Cynic, pessimist, or cutter?

Superficially, her behavior seems outright crazy. Digging sligtly deeper, it seems as a consistent application of a certain form of cynicism and pessimism that we all commit on much milder levels. Her pushing it to the extreme shows us how it's a bad principle to begin with. Yet digging even deeper, there's something else: consistent cynicism and pessimism don't actually imply being part of the problem.

Like Roark not minding being part of the problem as long as he gets his fun, Dominique doesn't mind being part of the problem as long as she gets her suffering (a masochist's version of fun):

“You’re not aware of them. I am. I can’t help it. I love you. The contrast is too great. Roark, you won’t win, they’ll destroy you, but I won’t be there to see it happen. I will have destroyed myself first. That’s the only gesture of protest open to me. What else could I offer you? The things people sacrifice are so little. I’ll give you my marriage to Peter Keating. I’ll refuse to permit myself happiness in their world. I’ll take suffering. That will be my answer to them, and my gift to you. [...] I will live in the world as it is, in the manner of life it demands. Not halfway, but completely. Not pleading and running from it, but walking out to meet it, beating it to the pain and the ugliness, being first to choose the worst it can do to me. Not as the wife of some half-decent human being, but as the wife of Peter Keating. And only within my own mind, only where nothing can touch it, kept sacred by the protecting wall of my own degradation, there will be the thought of you and the knowledge of you, and I shall say ‘Howard Roark’ to myself once in a while, and I shall feel that I have deserved to say it.”

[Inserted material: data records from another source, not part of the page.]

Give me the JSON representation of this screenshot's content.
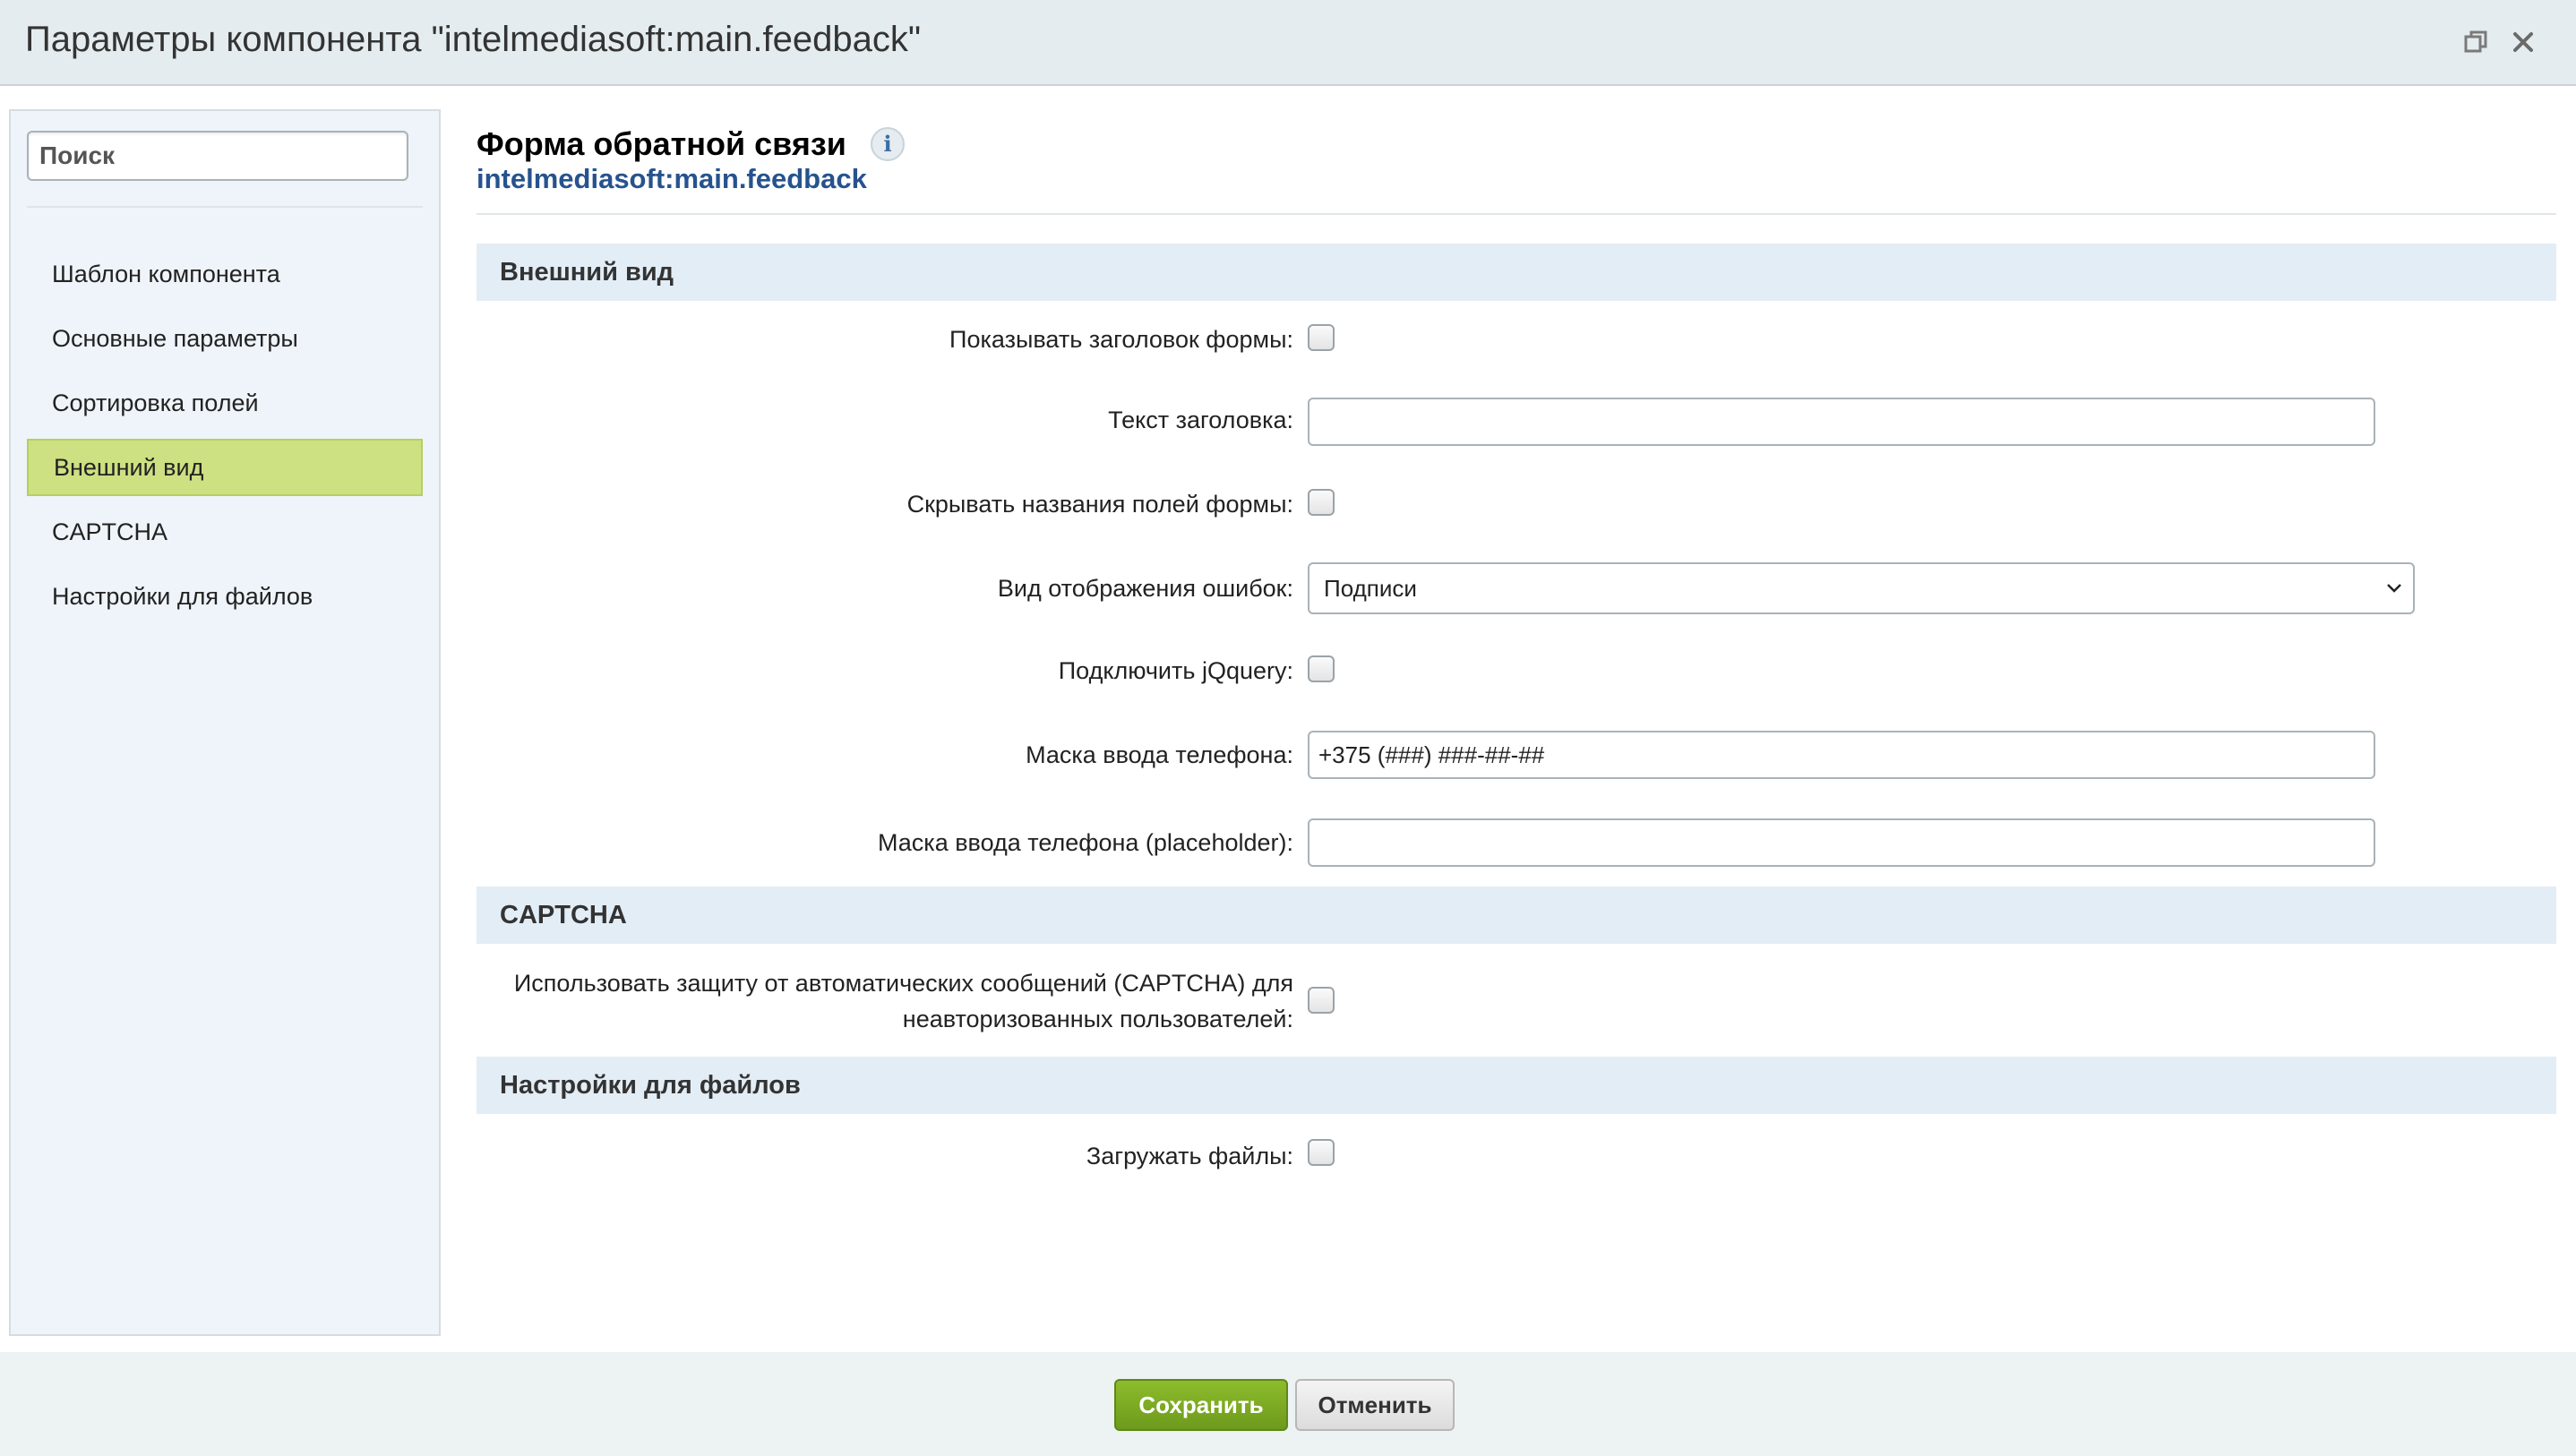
{
  "window": {
    "title": "Параметры компонента \"intelmediasoft:main.feedback\"",
    "restore_icon": "restore-window-icon",
    "close_icon": "close-icon"
  },
  "sidebar": {
    "search_placeholder": "Поиск",
    "items": [
      {
        "label": "Шаблон компонента",
        "active": false
      },
      {
        "label": "Основные параметры",
        "active": false
      },
      {
        "label": "Сортировка полей",
        "active": false
      },
      {
        "label": "Внешний вид",
        "active": true
      },
      {
        "label": "CAPTCHA",
        "active": false
      },
      {
        "label": "Настройки для файлов",
        "active": false
      }
    ]
  },
  "header": {
    "title": "Форма обратной связи",
    "info_icon": "info-icon",
    "info_glyph": "i",
    "subtitle": "intelmediasoft:main.feedback"
  },
  "sections": {
    "appearance": {
      "title": "Внешний вид",
      "show_title_label": "Показывать заголовок формы:",
      "show_title_checked": false,
      "title_text_label": "Текст заголовка:",
      "title_text_value": "",
      "hide_labels_label": "Скрывать названия полей формы:",
      "hide_labels_checked": false,
      "error_display_label": "Вид отображения ошибок:",
      "error_display_value": "Подписи",
      "jquery_label": "Подключить jQquery:",
      "jquery_checked": false,
      "phone_mask_label": "Маска ввода телефона:",
      "phone_mask_value": "+375 (###) ###-##-##",
      "phone_placeholder_label": "Маска ввода телефона (placeholder):",
      "phone_placeholder_value": ""
    },
    "captcha": {
      "title": "CAPTCHA",
      "use_captcha_label": "Использовать защиту от автоматических сообщений (CAPTCHA) для неавторизованных пользователей:",
      "use_captcha_checked": false
    },
    "files": {
      "title": "Настройки для файлов",
      "upload_label": "Загружать файлы:",
      "upload_checked": false
    }
  },
  "footer": {
    "save_label": "Сохранить",
    "cancel_label": "Отменить"
  },
  "colors": {
    "accent_active": "#cde082",
    "save_button": "#7aa823",
    "link_blue": "#26538e",
    "section_bg": "#e3edf6"
  }
}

-- Ayn Rand, The Fountainhead

Now I know the usual interpreation focuses on the pessimism of the start of the passage, but let's dig deeper:

  • "gesture of protest": towards whom? who's gonna know about it? who's expected to change his behavior as response to acknowledging her protest?

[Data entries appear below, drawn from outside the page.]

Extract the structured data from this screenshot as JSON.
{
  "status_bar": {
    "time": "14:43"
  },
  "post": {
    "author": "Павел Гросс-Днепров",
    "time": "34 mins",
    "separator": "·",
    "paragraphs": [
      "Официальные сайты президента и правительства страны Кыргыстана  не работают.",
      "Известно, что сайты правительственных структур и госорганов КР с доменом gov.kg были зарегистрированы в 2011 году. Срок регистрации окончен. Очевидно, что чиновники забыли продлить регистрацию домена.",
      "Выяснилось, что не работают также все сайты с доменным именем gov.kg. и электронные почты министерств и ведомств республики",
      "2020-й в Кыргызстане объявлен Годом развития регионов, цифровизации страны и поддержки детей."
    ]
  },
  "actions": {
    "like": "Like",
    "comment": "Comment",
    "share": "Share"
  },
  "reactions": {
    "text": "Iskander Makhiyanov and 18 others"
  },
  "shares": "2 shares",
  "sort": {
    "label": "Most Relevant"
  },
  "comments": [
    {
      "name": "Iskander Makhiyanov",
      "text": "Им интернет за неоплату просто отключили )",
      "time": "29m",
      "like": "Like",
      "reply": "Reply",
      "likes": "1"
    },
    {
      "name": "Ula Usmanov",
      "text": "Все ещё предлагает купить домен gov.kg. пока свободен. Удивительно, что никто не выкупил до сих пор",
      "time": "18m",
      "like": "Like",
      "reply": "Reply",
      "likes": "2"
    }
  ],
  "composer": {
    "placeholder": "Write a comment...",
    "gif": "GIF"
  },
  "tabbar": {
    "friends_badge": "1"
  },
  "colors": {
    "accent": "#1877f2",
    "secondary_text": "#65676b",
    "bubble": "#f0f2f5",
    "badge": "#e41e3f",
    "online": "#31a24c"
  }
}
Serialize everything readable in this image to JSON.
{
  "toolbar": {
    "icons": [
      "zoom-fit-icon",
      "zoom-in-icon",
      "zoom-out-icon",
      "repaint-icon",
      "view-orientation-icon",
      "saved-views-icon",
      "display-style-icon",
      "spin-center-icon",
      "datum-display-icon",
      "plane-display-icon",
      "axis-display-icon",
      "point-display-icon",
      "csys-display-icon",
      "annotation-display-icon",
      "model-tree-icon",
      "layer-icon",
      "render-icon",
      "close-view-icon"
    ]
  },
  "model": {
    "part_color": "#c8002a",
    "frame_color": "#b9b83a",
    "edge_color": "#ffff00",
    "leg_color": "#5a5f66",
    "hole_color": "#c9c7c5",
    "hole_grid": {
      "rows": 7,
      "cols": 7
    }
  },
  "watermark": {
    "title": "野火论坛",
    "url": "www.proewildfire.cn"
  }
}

  • "What else could I offer you? [...] I’ll give you my marriage to Peter Keating." offer? this has no value to anyone, it's not something to "give". (Unless Roark had expressed such a sadistic desire; that is not the case.) The only result is to hurt all three people concerned -- the rest of the world couldn't care less.

  • "refuse to permit myself happiness in their world": you mean, hurting yourself with no benefit for anyone else, either? you expect a badge of merit for that? granted by whom?

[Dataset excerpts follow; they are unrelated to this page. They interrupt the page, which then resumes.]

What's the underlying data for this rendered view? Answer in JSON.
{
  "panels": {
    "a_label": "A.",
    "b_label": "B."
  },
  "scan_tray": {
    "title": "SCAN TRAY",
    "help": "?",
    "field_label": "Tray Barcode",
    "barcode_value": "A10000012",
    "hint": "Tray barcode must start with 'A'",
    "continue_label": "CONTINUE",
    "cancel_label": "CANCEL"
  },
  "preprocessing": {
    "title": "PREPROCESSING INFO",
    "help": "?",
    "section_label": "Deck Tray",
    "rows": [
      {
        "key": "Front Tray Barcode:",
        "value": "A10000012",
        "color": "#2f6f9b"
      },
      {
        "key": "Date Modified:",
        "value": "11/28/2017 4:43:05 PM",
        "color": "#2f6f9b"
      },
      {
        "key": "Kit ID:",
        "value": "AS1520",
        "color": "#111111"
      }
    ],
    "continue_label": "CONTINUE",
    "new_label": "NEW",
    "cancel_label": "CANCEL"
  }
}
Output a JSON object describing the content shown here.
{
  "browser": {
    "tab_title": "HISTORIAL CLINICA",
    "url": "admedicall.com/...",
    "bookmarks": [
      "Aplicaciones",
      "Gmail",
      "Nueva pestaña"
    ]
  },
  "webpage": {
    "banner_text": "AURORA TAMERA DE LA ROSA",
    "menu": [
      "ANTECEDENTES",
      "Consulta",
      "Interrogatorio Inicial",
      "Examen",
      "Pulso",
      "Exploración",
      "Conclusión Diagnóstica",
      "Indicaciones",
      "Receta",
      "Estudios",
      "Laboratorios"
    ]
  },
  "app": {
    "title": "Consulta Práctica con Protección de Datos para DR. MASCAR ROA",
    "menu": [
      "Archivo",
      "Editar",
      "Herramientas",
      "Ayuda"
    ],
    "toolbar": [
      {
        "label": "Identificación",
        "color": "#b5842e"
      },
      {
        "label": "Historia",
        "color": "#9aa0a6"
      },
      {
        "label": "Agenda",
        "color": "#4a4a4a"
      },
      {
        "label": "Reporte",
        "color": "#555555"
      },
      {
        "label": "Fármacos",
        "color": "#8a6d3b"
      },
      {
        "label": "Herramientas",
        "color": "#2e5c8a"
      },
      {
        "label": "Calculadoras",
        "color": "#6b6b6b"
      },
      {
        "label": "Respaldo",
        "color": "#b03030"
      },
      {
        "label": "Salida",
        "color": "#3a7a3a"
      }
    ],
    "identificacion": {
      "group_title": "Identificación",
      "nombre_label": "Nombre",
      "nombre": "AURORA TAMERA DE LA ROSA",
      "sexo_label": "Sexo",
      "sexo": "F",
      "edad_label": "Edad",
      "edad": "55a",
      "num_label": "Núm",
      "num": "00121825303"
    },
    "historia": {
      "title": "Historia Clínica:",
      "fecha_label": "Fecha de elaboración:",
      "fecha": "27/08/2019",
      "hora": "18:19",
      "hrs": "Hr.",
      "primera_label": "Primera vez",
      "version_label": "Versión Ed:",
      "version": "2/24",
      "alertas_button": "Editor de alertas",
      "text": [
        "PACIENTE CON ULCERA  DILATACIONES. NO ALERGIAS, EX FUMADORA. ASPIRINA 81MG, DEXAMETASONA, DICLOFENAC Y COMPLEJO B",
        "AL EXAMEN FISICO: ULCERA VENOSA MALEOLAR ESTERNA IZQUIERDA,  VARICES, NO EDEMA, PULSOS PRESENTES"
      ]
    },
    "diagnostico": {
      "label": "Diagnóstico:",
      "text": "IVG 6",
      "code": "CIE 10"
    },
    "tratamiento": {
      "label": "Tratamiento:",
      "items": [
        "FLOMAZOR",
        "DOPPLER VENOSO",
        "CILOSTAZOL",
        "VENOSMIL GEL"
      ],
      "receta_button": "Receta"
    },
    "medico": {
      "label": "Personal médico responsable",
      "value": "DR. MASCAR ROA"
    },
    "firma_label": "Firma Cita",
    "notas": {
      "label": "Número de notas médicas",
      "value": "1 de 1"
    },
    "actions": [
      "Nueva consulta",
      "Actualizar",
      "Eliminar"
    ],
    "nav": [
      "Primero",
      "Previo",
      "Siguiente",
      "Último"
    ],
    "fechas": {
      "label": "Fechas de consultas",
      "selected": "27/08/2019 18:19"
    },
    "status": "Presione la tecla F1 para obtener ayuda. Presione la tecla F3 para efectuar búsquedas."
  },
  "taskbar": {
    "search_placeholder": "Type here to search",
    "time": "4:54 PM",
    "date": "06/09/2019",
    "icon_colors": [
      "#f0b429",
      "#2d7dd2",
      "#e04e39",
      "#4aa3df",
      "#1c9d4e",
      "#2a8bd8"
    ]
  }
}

  • "the world as it is, in the manner of life it demands": "the world" doesn't "demand" anything. There are simply some people who have expections of you that match your own values, and some people who don't. The rational thing to do is to associate with those who do -- unless you're a second-hander who wants the love of "everyone", and is irrational enough to consider it possible? There is no "official world stance", no "official" recognition, and especially, no official medals granted by "the world" for those who do what "it" demands. Because seriously, that's pretty much what she seems to be expecting here.

  • "kept sacred by the protecting wall of my own degradation" wtf?

  • "and I shall feel that I have deserved to say it" deserve? hurting yourself is not a virtue and does not make you deserve anything. Pain is not a virtue. Sacrifice is not a virtue. Unhapiness is not a virtue.

The lesson from it

We see that Roark and Dominique are quite the polar opposites, focusing respectively on his own fun and her own suffering. What they have in common is a certain consistency in seeking these aims.

But consistent doesn't mean rational: it depends on what the premises are. Yeah, them premises Rand says you oughta check. There is no rationality in being consistent with an irrational aim. There is no virtue in being efficient and uncompromising in hurting yourself and others.

What both seem to be sorely lacking is a better understanding of philosophy, especially about the morality of their actions -- a necessity which Ayn Rand would explain in Philosophy: Who Needs It, and provide to her next characters in Atlas Shrugged.